Joint African Effort Needs Real Teeth: Regional Integration

Image: Flickr, Biblioteca Nacional de España
Image: Flickr, Biblioteca Nacional de España

As the city of Maputo prepares itself to host the World Economic Forum African summit this week under the theme Engaging Business in Development it is apt to reflect on the economic track record of Africa.

One of Africa’s crucial endeavours has been to build economies of scale through the process of regional integration. Regional integration became popular on the continent following the independence of most African states in the early 1960s.

This resulted in a proliferation of integration schemes, particularly in the 1970s. Today, Africa has the largest number of such agreements (14) found in any region of the world.

However, despite the high number of African regional integration schemes, their record at improving intraregional trade, attracting foreign direct investment and fostering economic growth has been dismal.

The Abuja Treaty, which came into force in 1994, seeks to drive regional integration in a more focused manner by establishing an African Economic Community by 2028 that is based on six regional economic communities.

The building blocs for this grand vision are: the Arab Maghreb Union; the Community of Eastern and Southern African States; the Economic Community of Central African States; the Economic Community of Western African States; the Intergovernmental Authority on Development and the Southern African Development Community.

However, the common market vision has proved both elusive and overambitious. Formal intraregional trade in all communities is less than 11%. The basic verdict is that most trade takes place with countries outside the region, especially the US and the European Union.

This status quo reflects some of the problems the regional economic communities face. These include endemic economic crises, the dominance of primary goods in Africa’s trade (making up more than 80% of export earnings), a lack of diversification, an unequal level of development in regional blocs, poor infrastructure, the financial problems of regional economic communities due to tardy payment of membership fees, and crises in governance.
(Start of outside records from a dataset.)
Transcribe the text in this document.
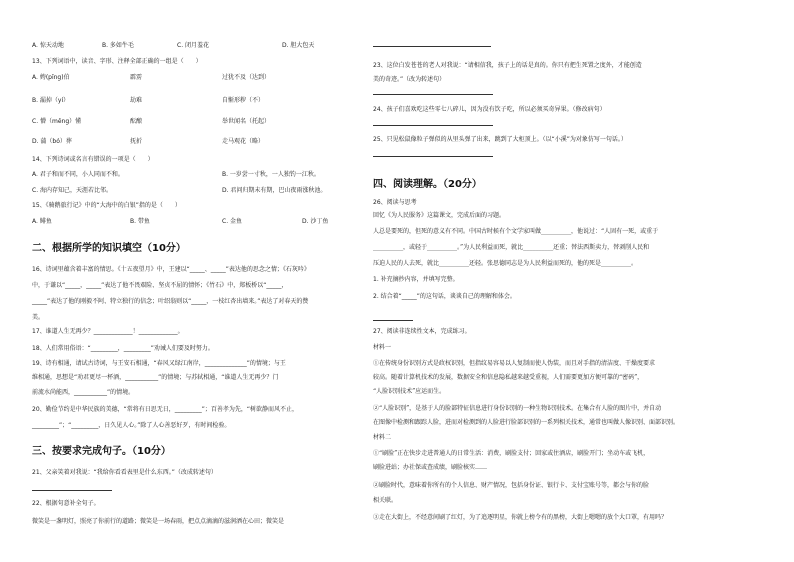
A. 惊天动地	B. 多如牛毛	C. 闭月羞花	D. 胆大包天
13、下列词语中，读音、字形、注释全部正确的一组是（　　）
A. 娉(pīng)伯	霹雳	过犹不及（达到）
B. 漏掉（yí）	劫难	自惭形秽（不）
C. 懵（měng）懂	酝酿	举世闻名（托起）
D. 蒲（bó）葬	抚折	走马观花（略）
14、下列诗词或名言有错误的一项是（　　）
A. 君子和而不同，小人同而不和。	B. 一岁尝一寸秋，一人独钓一江秋。
C. 海内存知己，天涯若比邻。	D. 君问归期未有期，巴山夜雨涨秋池。
15、《骑鹅旅行记》中的“大海中的白银”指的是（　　）
A. 鲱鱼	B. 带鱼	C. 金鱼	D. 沙丁鱼
二、根据所学的知识填空（10分）
16、诗词里蕴含着丰富的情思。《十五夜望月》中，王建以“_____、_____”表达他的思念之情；《石灰吟》
中，于谦以“_____，_____”表达了他不畏艰险、坚贞不屈的情怀；《竹石》中，郑板桥以“_____，
_____”表达了他的刚毅不阿、特立独行的信念；叶绍翁则以“_____，一枝红杏出墙来。”表达了对春天的赞
美。
17、谁道人生无再少？_____________！_____________。
18、人们常用俗语：“_________，_________”劝诫人们要及时努力。
19、诗有相通，请试古诗词，与王安石相通，“春风又绿江南岸，______________”的情境；与王
维相通，思想是“劝君更尽一杯酒，___________”的情境；与苏轼相通，“谁道人生无再少？门
前流水尚能西，___________”的情境。
20、勤俭节约是中华民族的美德，“常将有日思无日，_________”；百善孝为先，“树欲静而风不止，
_________”；“_________，日久见人心。”除了人心善恶好歹，有时间检验。
三、按要求完成句子。（10分）
21、父亲笑着对我说：“我给你看看表里是什么东西。”（改成转述句）
22、根据句意补全句子。
微笑是一盏明灯，照亮了你前行的道路；微笑是一场春雨，把点点滴滴的滋润洒在心田；微笑是
23、这位白发苍苍的老人对我说：“请相信我，孩子上的话是真的。你只有把生死置之度外，才能创造
美的奇迹。”（改为转述句）
24、孩子们喜欢吃这些零七八碎儿，因为没有饮子吃，所以必须买奇异果。（修改病句）
25、只见松鼠像粒子弹似的从里头弹了出来，跳到了大柜顶上。（以“小溪”为对象仿写一句话。）
四、阅读理解。（20分）
26、阅读与思考
回忆《为人民服务》这篇课文，完成后面的习题。
人总是要死的，但死的意义有不同。中国古时候有个文学家叫做__________，他说过：“人固有一死，或重于
__________，或轻于__________。”为人民利益而死，就比__________还重；替法西斯卖力，替剥削人民和
压迫人民的人去死，就比__________还轻。张思德同志是为人民利益而死的，他的死是__________。
1. 补充摘抄内容，并填写完整。
2. 结合着“_____”的这句话，谈谈自己的理解和体会。
27、阅读非连续性文本，完成练习。
材料一
①在传统身份识别方式是政权识别，但指纹易容易以人复制而使人伪装，而且对手指的清洁度、干燥度要求
较高。随着计算机技术的发展，数据安全和信息隐私越来越受重视，人们需要更加方便可靠的“密码”，
“人脸识别技术”应运而生。
②“人脸识别”，是基于人的脸部特征信息进行身份识别的一种生物识别技术。在集合有人脸的图片中，并自动
在图像中检测和跟踪人脸，进而对检测到的人脸进行脸部识别的一系列相关技术，通常也叫做人像识别、面部识别。
材料二
①“刷脸”正在快步走进普通人的日常生活：消费，刷脸支付；回家或住酒店，刷脸开门；坐动车或飞机，
刷脸进站；办社保或查成绩，刷脸核实……
②刷脸时代，意味着你所有的个人信息、财产情况，包括身份证、银行卡、支付宝账号等，都会与你的脸
相关联。
③走在大街上，不经意间刷了红灯，为了追逐明星，你就上榜令有的黑榜，大街上嗯嗯的放个大口罩，有用吗？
These problems have been compounded by a lack of commitment to regional integration and setting of unrealistic targets. African leaders have been quick to sign a variety of protocols, these have not been implemented at a domestic level. Also, there is a problem of cross-cutting membership.

What is the way forward for Africa? There are two schools of thought. First, there is a belief that regional integration is going nowhere in Africa and that the regional economic communities are costly, self-perpetuating institutions. This school believes it is up to the ‘big states’ of Africa (South Africa and Nigeria) to drive economic co–ordination and integration.

Second, there is a view that regional integration is in the interest of all African states but that a rethink is required of how the issue is approached. The latter view calls for the reduction in overlapping memberships of RECs, which by their varied nature dilute commitment to regional integration and places an untenable administrative burden on members.

This school argues member countries should set realistic targets that are also implemented. Therefore, regional institutions should be strengthened with real monitoring and sanctioning capabilities to ensure that commitments made at summit level are followed through.

To realise full benefits of regional integration, there must be a gradual co-ordination of macroeconomic policies within each regional economic community. This should include harmonisation of fiscal and monetary operations of all financial institutions and the setting of uniform targets and timeframes.

Given the volatility of primary commodity prices, African countries must also move away from their excessive dependence on such exports and diversify their product base. This will improve their trade performance and stabilise export earnings, thus reversing Africa’s marginalisation in global trade.

Lastly, as the WEF summit sets out to propose, regional integration should also be expanded from a government-led process to involve the private sector. Regional integration will only succeed if it engages the real drivers of local and regional economies more directly.

Now is the time for governments to respond aptly by ensuring the creation of an enabling environment supported by political commitment to regionalism.